Her new "husband" moves illegally to Mönchengladbach after the wedding. She works there as a cleaning lady, he in agriculture. On February 6, 2009, he stabs her to death with several butcher knives and nearly 40 knife stabs. Some of the knife stabs would have been fatal on their own. Farida bleeds to death.

Afterwards Ahmed turns himself in to the police and gives a "completely sober" (Rheinische Post) account of his crime. He states that his real name is Mahmoud Ahmad (born 1971). However, he had lived in Belgium as a war refugee under the false name Ahmed Ghassan Abdelmajid (born 1978).

As a motive he gives several things: The woman had humiliated him with looks, he had felt oppressed, and she had spoken badly of him. Presumably he means to say that she was not as obedient as he had imagined. Ahmed has previously been in contact with the police for drug offenses and assaulting a woman.

In September 2009, the trial begins at the district court of Mönchengladbach. The statement of an ex-girlfriend is read out. The perpetrator had been strictly Islamic and very controlling towards her. Mahmoud is sentenced the same month to 11 years in prison for manslaughter.

Farida is not the woman's real name.

What is an honour killing?

An honour killing is a murder in the name of honour. If a brother murders his sister to restore family honour, it is an honour killing. According to activists, the most common reasons for honour killings are as the victim:

Questions about honour killings

  • refuses to cooperate in an arranged marriage.

  • wants to end the relationship.

  • was the victim of rape or sexual assault.

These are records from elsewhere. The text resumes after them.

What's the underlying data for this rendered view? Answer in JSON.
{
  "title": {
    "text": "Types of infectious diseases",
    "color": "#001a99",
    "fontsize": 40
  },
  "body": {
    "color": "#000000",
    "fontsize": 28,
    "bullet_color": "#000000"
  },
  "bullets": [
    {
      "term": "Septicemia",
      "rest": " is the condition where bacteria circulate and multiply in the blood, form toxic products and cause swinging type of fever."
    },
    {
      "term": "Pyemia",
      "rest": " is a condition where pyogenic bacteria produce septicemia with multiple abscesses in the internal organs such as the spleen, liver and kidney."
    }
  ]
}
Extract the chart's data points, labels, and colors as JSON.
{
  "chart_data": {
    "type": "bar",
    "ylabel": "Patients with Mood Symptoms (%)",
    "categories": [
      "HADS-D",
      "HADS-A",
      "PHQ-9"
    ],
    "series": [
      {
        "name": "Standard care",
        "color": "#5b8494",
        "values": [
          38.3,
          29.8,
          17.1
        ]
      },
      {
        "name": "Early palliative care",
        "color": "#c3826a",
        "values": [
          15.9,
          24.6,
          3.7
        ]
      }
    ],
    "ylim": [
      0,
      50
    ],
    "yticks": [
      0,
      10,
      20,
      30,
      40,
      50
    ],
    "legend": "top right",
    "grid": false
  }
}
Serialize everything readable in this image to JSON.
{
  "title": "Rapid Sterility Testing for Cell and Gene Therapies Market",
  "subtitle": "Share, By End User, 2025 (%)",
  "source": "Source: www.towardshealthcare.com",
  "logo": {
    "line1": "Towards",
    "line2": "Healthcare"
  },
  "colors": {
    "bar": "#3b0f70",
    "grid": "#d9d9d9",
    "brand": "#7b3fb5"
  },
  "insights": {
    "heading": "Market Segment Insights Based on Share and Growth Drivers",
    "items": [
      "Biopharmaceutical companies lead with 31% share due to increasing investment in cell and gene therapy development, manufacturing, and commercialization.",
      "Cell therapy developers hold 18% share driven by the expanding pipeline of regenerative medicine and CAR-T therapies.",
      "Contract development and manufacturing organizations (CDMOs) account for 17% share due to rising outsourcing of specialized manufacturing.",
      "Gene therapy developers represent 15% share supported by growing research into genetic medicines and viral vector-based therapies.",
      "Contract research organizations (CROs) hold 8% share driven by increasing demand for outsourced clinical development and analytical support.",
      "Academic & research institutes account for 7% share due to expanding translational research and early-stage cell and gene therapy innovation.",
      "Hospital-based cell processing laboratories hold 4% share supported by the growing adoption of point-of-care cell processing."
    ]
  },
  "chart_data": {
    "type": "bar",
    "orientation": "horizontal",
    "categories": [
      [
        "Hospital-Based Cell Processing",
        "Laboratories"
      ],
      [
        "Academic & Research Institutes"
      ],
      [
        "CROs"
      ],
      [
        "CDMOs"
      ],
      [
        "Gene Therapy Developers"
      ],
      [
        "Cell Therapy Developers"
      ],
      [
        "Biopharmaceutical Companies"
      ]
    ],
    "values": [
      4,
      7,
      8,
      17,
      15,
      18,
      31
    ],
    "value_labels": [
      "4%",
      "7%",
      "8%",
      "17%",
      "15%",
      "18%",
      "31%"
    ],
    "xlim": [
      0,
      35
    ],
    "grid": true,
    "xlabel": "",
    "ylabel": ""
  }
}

  • was accused of having a sexual relationship outside of marriage.

Human rights activists believe that 100,000 honour killings are carried out every year, most of which are not reported to the authorities and some are even deliberately covered up by the authorities themselves, for example because the perpetrators are good friends with local policemen, officials or politicians. Violence against girls and women remains a serious problem in Pakistan, India, Afghanistan, Iraq, Syria, Iran, Serbia and Turkey.